I’ve never been to Boracay, but of course if I’ve heard of it, as it is known world wide and one of the first places you hear about when discussion turns to the Philippines. I’m not sure how many resorts Boracay has, or what it would take to be in that class, but it seems to me that IGaCoS has already plenty of resorts for it’s size. Current count is around 30, with at least a couple more coming.

The tourism council president of IGaCoS, Araceli Ayuste, says they want to make sure that Samal Island never becomes another Boracy. They want it to be better.

“We don’t want this island to become the next Boracay because we know it can become much better than Boracay.”

“As much as possible, we’d like to keep the natural rural setting of Samal, inspite of being a city. We don’t like to see our island’s natural resources over-exploited by many investors,” says Ayuste who also runs Punta del Sol, a beach resort, one of around 30 resorts in the sword-shaped island surrounded by the deep blue waters of Davao Gulf.”

“Why Samal Island doesn’t want to be the next Boracay” – balita.ph/2008/10/16, goes on to talk about keeping the island from becoming overcrowd, but at the same time about the influx of foreigners and how they have helped the local economy with their investments in the area.

It’s quite a balancing act IGaCoS is involved in. One that will play out over time, hopefully with positive results. I guess that will be determined in the eye of the beholder.

photo: fickr cc

Related posts:
  1. Samal Island Resorts Double in Numbers
  2. Mindanao Tourism Map Launched
  3. Philippine Beach Resorts
  4. IGaCoS Resort Property Selling Fast
  5. Samal Island Implements Environmental User Fee

4 Responses leave one →
  1. December 8, 2008

    Hi RAndy, Well I have heard lots of bad things that happened to Boracay and certainly do not want Samal to end up like what I heard. The problem also leads to the pollution in the surrounding waters. We have the gulf here which is surrounded in all corners, except the south. We have to protect it as much as possible as it is also a source of income for the local fishermen. I know Holiday Oceanview incorporates a treatment plant for the outflow. So should all the developments here.

  2. December 8, 2008

    Hi Ellen – one positive that I’ve seen is that at least a couple of officials of the island have stated their desire to keep the island from over developing. Whether these people have any say in the matter, I don’t know.

    It’s very apparent to anyone thats been to Samal, that the appeal is not only the white beaches but the feeling of being away from it all. It’s difficult to be away from it all, if you bring it all over to the island.

    From what I’ve read so far, I’m very impressed with both HOS and Playa. They both seem to be great additions to the community. I’d be happy if it stayed with those and we didn’t see anymore for awhile, though.

  3. December 8, 2008

    I personally feel that Samal is going to become a major tourist destination.

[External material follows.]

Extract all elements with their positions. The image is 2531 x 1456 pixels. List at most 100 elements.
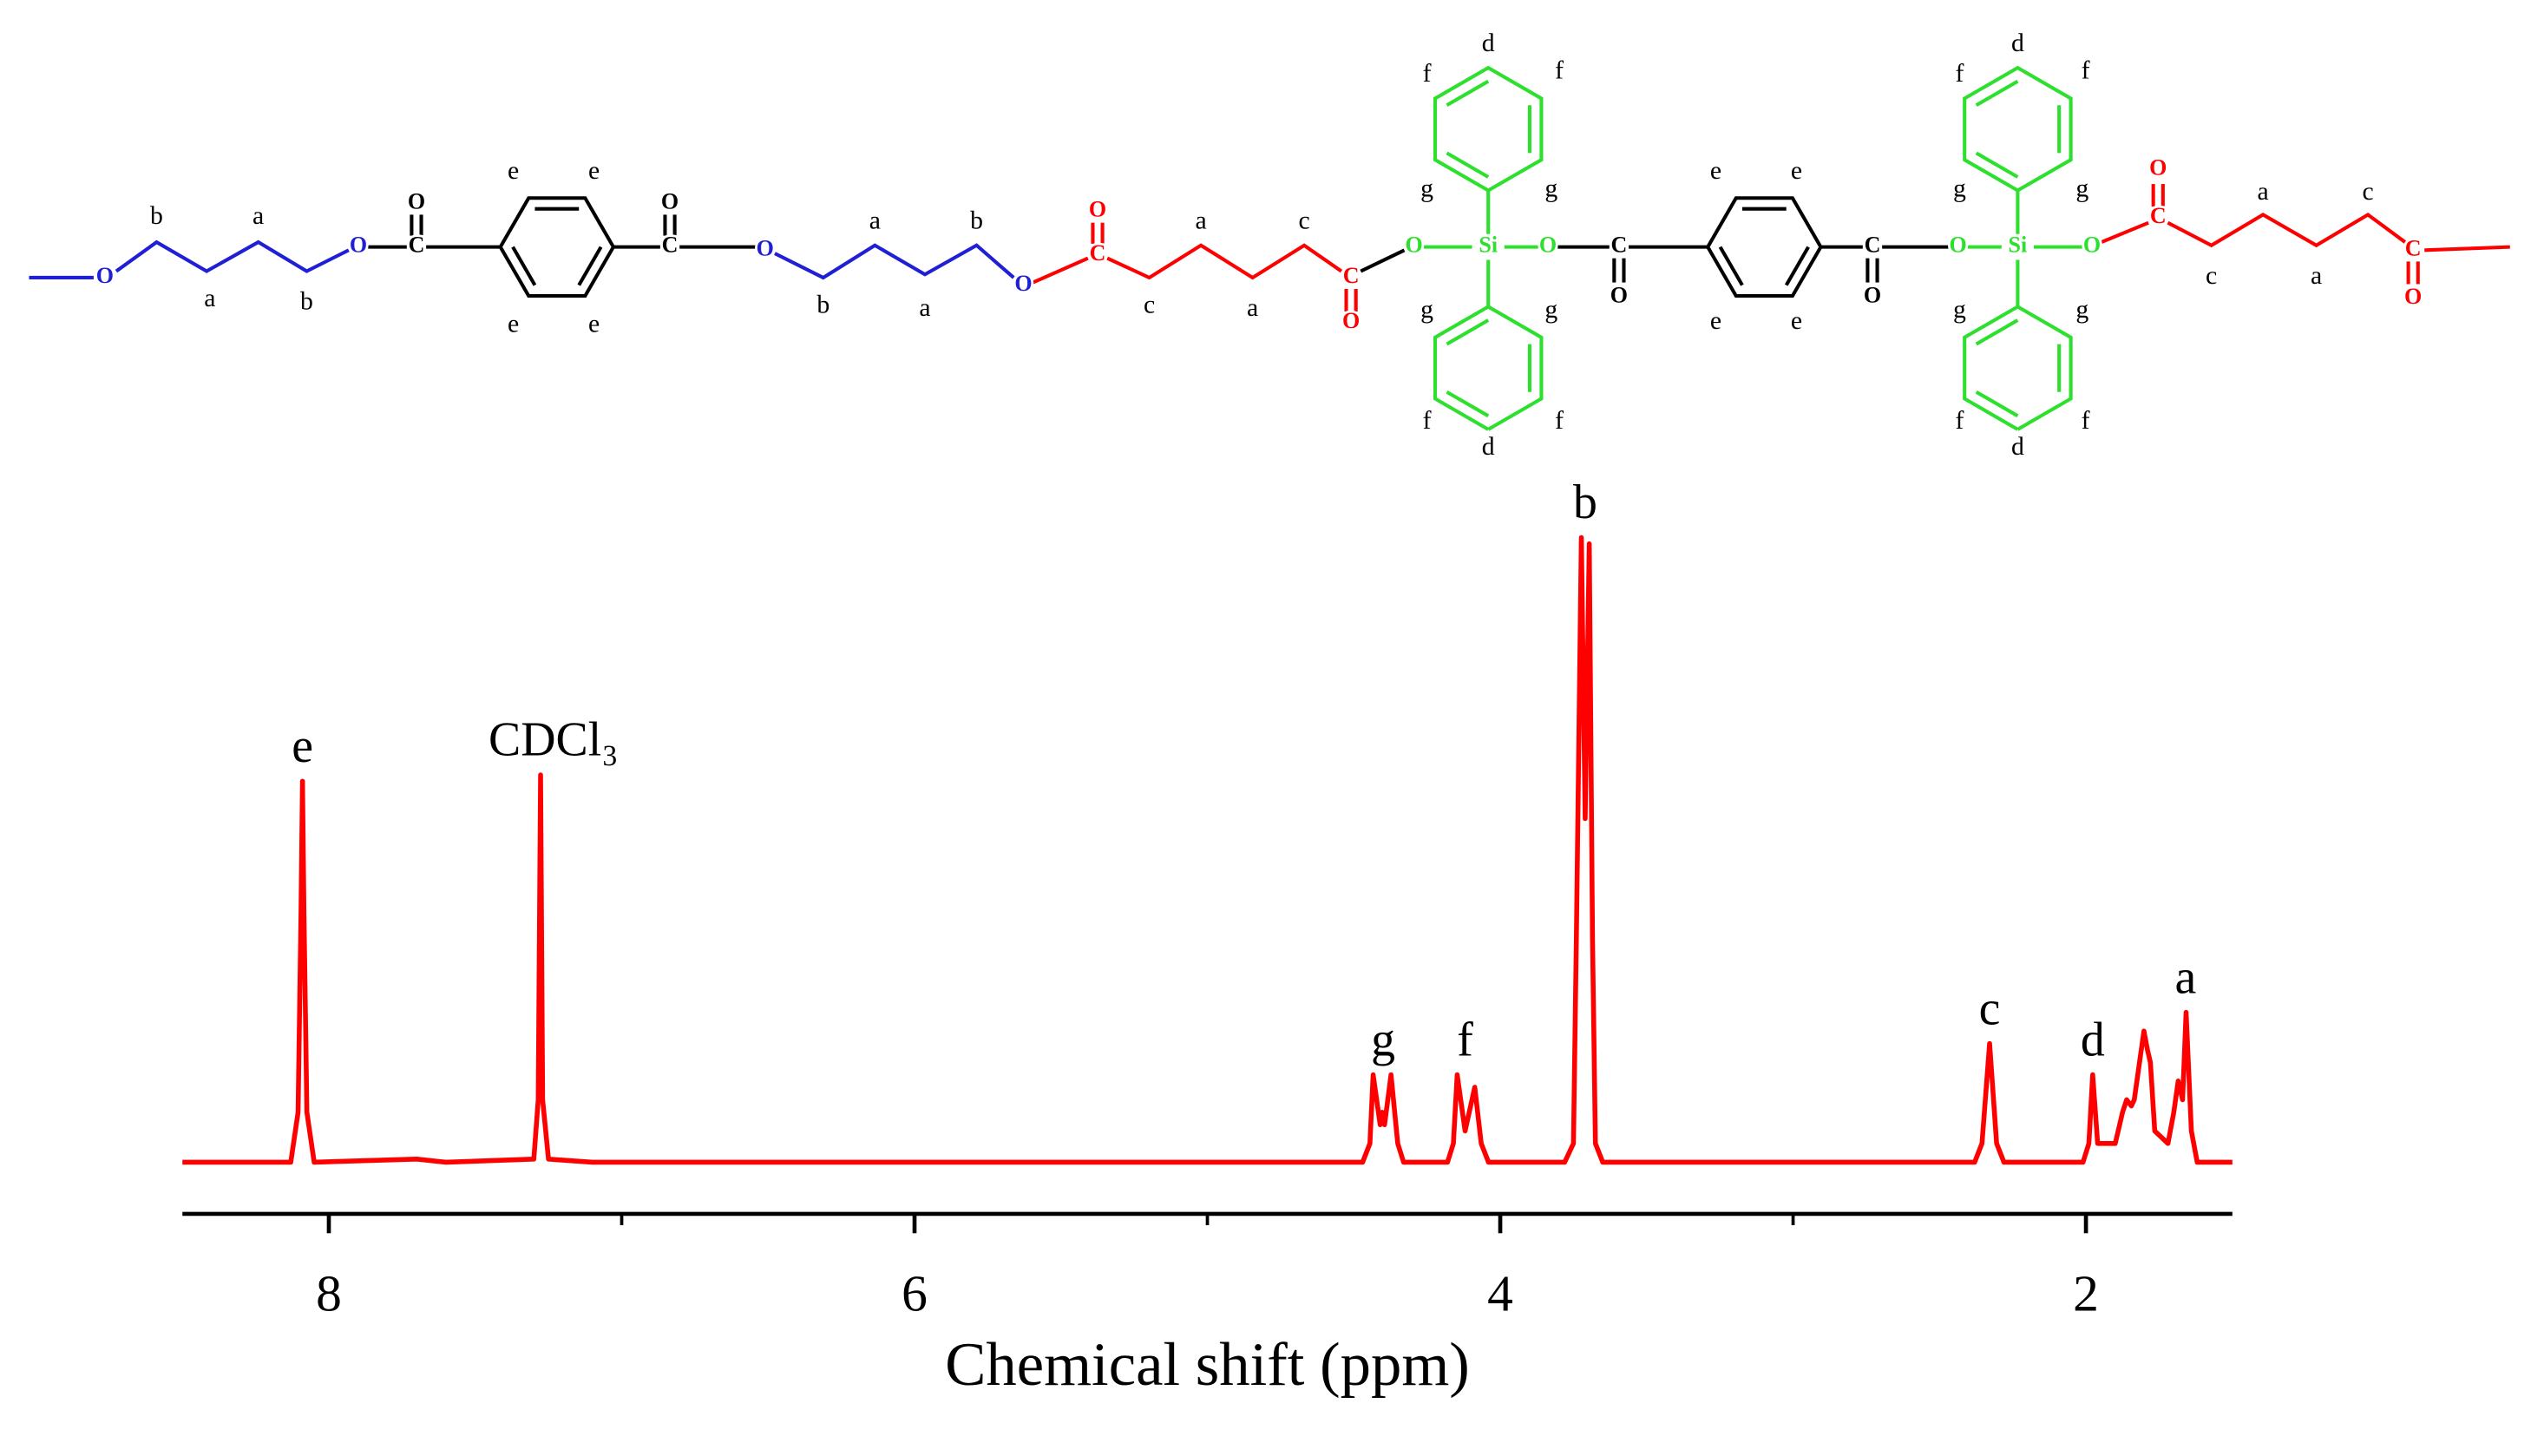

In this respect, I would call it the next (or a subsequent) Boracay. That said, it can develop further and avoid a lot of the pitfalls that Boracay encountered along the way, and I hope that it will. In many ways, it saddens me that it would become overly-touristy, but I think it is unavoidable.

  4. December 8, 2008

    Hi Bob – I guess change is inevitable. Many people would be happy to see the growth of the island, and tourism would probably be the most desirable option.

    I’m not sure what are all the pitfalls of Boracay, like I said I’ve not been there, but if any of them can be learned from and avoided, that would certainly be welcome. Overcrowding seems to be a main concern, and probably leads to many of the issues, I’m guessing.

    It is interesting that tourism council president is also the owner of Punta del Sol. Wonder if competition is also a factor in her statements?